Visie heeft de bevinding van de AFM dat er geen zicht is op verbetering van de bedrijfsvoering niet gemotiveerd weersproken, zodat de AFM deze bevinding mede aan het intrekkingsbesluit ten grondslag kon leggen. Gelet op de hoeveelheid overtredingen en de ernst ervan en gelet op het ontbreken van zicht op verbetering van de bedrijfsvoering faalt het betoog dat de intrekking van de vergunning niet proportioneel en niet evenredig is.
De beroepsgrond slaagt niet.
6. Dat Visie betwist dat zij artikel 4:9, eerste lid, en 4:10, eerste lid, van de Wft heeft overtreden, kan gelet op het voorgaande niet tot een ander oordeel leiden. De betreffende beroepsgronden behoeven dan ook geen bespreking.
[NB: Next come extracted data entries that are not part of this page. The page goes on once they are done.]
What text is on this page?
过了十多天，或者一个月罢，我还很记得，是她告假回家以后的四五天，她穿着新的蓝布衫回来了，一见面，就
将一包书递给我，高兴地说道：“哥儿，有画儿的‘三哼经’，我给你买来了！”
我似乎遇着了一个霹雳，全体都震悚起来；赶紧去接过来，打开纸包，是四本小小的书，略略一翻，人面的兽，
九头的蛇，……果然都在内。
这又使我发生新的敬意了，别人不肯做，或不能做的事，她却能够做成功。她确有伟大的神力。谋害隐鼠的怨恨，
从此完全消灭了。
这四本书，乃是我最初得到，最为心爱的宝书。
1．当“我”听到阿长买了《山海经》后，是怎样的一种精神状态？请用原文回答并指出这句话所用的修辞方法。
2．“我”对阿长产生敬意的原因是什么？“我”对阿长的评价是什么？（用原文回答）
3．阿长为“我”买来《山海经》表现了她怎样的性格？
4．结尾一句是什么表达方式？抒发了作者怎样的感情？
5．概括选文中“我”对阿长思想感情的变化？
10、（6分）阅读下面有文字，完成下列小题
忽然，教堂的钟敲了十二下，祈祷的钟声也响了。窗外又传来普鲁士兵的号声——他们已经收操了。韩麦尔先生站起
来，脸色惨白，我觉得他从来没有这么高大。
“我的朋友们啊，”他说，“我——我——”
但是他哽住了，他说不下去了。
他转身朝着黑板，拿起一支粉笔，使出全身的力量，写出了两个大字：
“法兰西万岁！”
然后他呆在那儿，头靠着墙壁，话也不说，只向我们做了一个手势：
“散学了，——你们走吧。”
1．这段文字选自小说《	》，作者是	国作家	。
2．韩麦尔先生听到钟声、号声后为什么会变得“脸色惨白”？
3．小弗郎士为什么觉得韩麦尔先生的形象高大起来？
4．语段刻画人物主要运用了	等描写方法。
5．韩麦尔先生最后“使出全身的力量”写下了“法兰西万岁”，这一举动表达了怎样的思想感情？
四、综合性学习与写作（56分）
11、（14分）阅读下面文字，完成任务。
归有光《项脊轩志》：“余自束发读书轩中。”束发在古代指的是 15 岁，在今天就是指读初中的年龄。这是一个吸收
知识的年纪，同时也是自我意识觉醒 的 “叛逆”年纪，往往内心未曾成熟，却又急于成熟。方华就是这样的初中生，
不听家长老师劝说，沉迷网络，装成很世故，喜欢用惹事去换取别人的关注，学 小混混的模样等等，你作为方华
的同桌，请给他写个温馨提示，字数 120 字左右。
7. Het beroep is ongegrond.
8. Voor een proceskostenveroordeling bestaat geen aanleiding.
Beslissing
De rechtbank verklaart het beroep ongegrond.
Deze uitspraak is gedaan door mr. B. van Velzen, voorzitter, en mr. I. Bouter en mr. drs. A. Douwes, leden, in aanwezigheid van mr. drs. M.L. Bosman-Schouten, griffier. De beslissing is in het openbaar uitgesproken op 5 maart 2018.